Teacher’s Day is a particularly popular holiday for teachers. It usually includes a multitude of events culminating in a large party where teachers gather together to celebrate their hard work. One of the events leading up to the big celebration is a day when 11th grade students take over teaching responsibilities for teachers.
In my mind, students would collaborate with the teacher they were replacing, get some guidance on how to prepare for the lesson, and then the students would teach the lesson. I thought the teacher would be in the classroom to assist to avoid potential pandemonium.
This was not the case.
What seems common sense and efficient to me may not necessarily be what the local populous feels to be appropriate for a given event. A lot of the time, it’s tradition: It’s just how they have always done it. Why change it? It’s supposed to be like this.
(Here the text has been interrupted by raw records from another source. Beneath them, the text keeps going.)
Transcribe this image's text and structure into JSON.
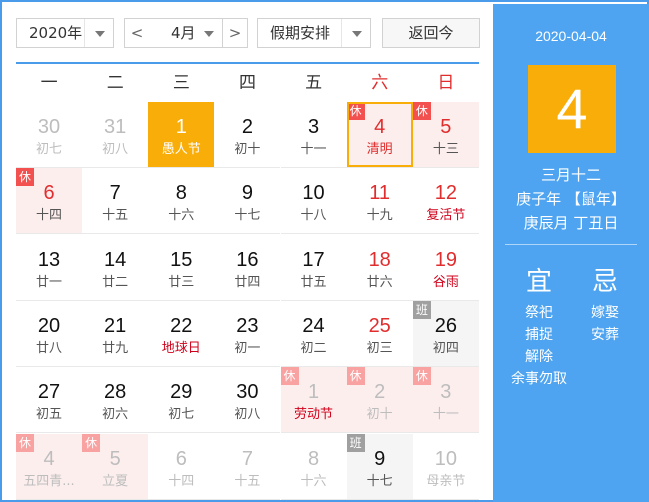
{
  "toolbar": {
    "year_value": "2020年",
    "prev_label": "<",
    "month_value": "4月",
    "next_label": ">",
    "holiday_value": "假期安排",
    "today_label": "返回今"
  },
  "weekdays": [
    "一",
    "二",
    "三",
    "四",
    "五",
    "六",
    "日"
  ],
  "badges": {
    "rest": "休",
    "work": "班"
  },
  "days": [
    {
      "n": "30",
      "l": "初七",
      "other": true
    },
    {
      "n": "31",
      "l": "初八",
      "other": true
    },
    {
      "n": "1",
      "l": "愚人节",
      "selected": true
    },
    {
      "n": "2",
      "l": "初十"
    },
    {
      "n": "3",
      "l": "十一"
    },
    {
      "n": "4",
      "l": "清明",
      "weekend": true,
      "rest": true,
      "today": true
    },
    {
      "n": "5",
      "l": "十三",
      "weekend": true,
      "rest": true
    },
    {
      "n": "6",
      "l": "十四",
      "weekend": true,
      "rest": true
    },
    {
      "n": "7",
      "l": "十五"
    },
    {
      "n": "8",
      "l": "十六"
    },
    {
      "n": "9",
      "l": "十七"
    },
    {
      "n": "10",
      "l": "十八"
    },
    {
      "n": "11",
      "l": "十九",
      "weekend": true
    },
    {
      "n": "12",
      "l": "复活节",
      "weekend": true,
      "festival": true
    },
    {
      "n": "13",
      "l": "廿一"
    },
    {
      "n": "14",
      "l": "廿二"
    },
    {
      "n": "15",
      "l": "廿三"
    },
    {
      "n": "16",
      "l": "廿四"
    },
    {
      "n": "17",
      "l": "廿五"
    },
    {
      "n": "18",
      "l": "廿六",
      "weekend": true
    },
    {
      "n": "19",
      "l": "谷雨",
      "weekend": true,
      "festival": true
    },
    {
      "n": "20",
      "l": "廿八"
    },
    {
      "n": "21",
      "l": "廿九"
    },
    {
      "n": "22",
      "l": "地球日",
      "festival": true
    },
    {
      "n": "23",
      "l": "初一"
    },
    {
      "n": "24",
      "l": "初二"
    },
    {
      "n": "25",
      "l": "初三",
      "weekend": true
    },
    {
      "n": "26",
      "l": "初四",
      "work": true
    },
    {
      "n": "27",
      "l": "初五"
    },
    {
      "n": "28",
      "l": "初六"
    },
    {
      "n": "29",
      "l": "初七"
    },
    {
      "n": "30",
      "l": "初八"
    },
    {
      "n": "1",
      "l": "劳动节",
      "other": true,
      "rest": true,
      "festival": true
    },
    {
      "n": "2",
      "l": "初十",
      "other": true,
      "rest": true
    },
    {
      "n": "3",
      "l": "十一",
      "other": true,
      "rest": true
    },
    {
      "n": "4",
      "l": "五四青...",
      "other": true,
      "rest": true
    },
    {
      "n": "5",
      "l": "立夏",
      "other": true,
      "rest": true
    },
    {
      "n": "6",
      "l": "十四",
      "other": true
    },
    {
      "n": "7",
      "l": "十五",
      "other": true
    },
    {
      "n": "8",
      "l": "十六",
      "other": true
    },
    {
      "n": "9",
      "l": "十七",
      "work": true,
      "workdark": true
    },
    {
      "n": "10",
      "l": "母亲节",
      "other": true
    }
  ],
  "panel": {
    "date": "2020-04-04",
    "day": "4",
    "lunar_date": "三月十二",
    "ganzhi_year": "庚子年 【鼠年】",
    "ganzhi_month_day": "庚辰月 丁丑日",
    "yi_title": "宜",
    "ji_title": "忌",
    "yi_items": [
      "祭祀",
      "捕捉",
      "解除",
      "余事勿取"
    ],
    "ji_items": [
      "嫁娶",
      "安葬"
    ]
  },
  "colors": {
    "accent_blue": "#4a9bea",
    "panel_blue": "#4ea4f0",
    "highlight_orange": "#f9ad08",
    "holiday_red": "#e02d2d",
    "rest_bg": "#fdeeee"
  }
}
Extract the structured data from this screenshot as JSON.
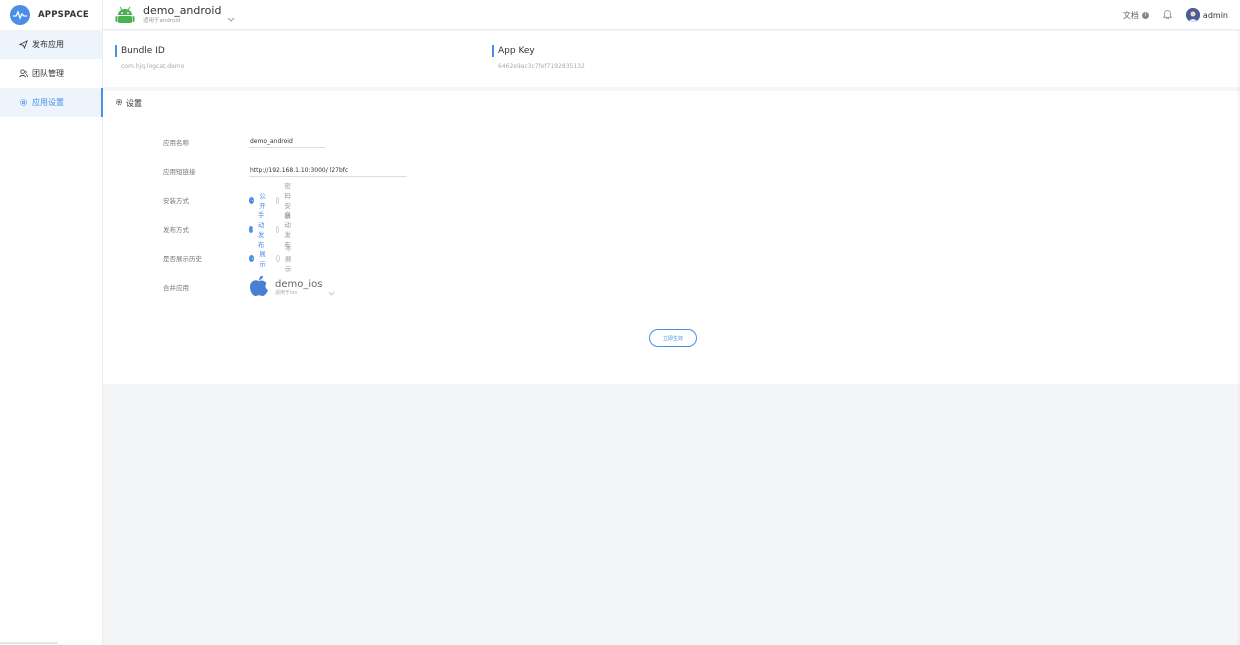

I am oblivious to this thought, more often than not.
It should be noted that none of the teachers came to school that day at my school.
The one class I could observe (their scheduling was very disorganized, from my point of view: students wandering the halls aimlessly, visiting each other’s classes, certain classrooms left completely empty for hours at a time) left me rather disappointed. The lesson was on present simple, and the topic to teach this was about going to school. What interesting activities did they have planned? Nothing. They wrote three exercises from the book on the board and told the students to start doing them. The book exercises took no time at all, but the teachers never checked the answers. After the 10 minutes it took students to do the work, they stood at the front of the class for an additional 20 minutes, talking to each other, talking to their friends who visited, taking pictures, and so on. The students lost interest rather quickly, resorting to tried and true ways of keeping oneself amused: chit chat, playing cell phone games, and hitting each other.
It wasn’t until one of the students asked the teachers if they could do something with English that something happened. They played a game for five minutes, then the bell rang. The teachers rushed out, and the class leader made some announcements. After trying to find another English class to watch for 15 minutes, I gave up and went home.
At least I wasn’t in the second building, where, I am told, several fights broke out during the course of the day.
Why the chaos? The pandemonium?
I understand the thought process behind this: To show appreciation for their teachers, and to gain an understanding of how difficult it can be to wrestle 35 kids into submission, the graduating class takes over teaching duties. The teachers get to relax, and their chosen students step into their shoes and follow this proud tradition. My expectation of what I thought it should be, however, made the actual experience a bit bewildering. Maybe it’s supposed to be just this fun day where students just hang out and try to learn from each other. Maybe the English classes are just particularly difficult to teach. Either way, I wonder why I had the expectations that I did given the little information I received about it. Cultural bias, perhaps?
That’s hard to learn when you work in development work: Managing your expectations. I have found this particularly true in my work in Mongolia. I’ve gotten pretty good at doing this for my day to day dealings, but there are events like this that still throw me for a loop. There are a lot of good ideas that are thrown about out here, but poor execution sees those ideas shrink to half their potential. There’s not much to do other than to pick up, look at what went well, what didn’t, and hope the next event or activity goes a little better.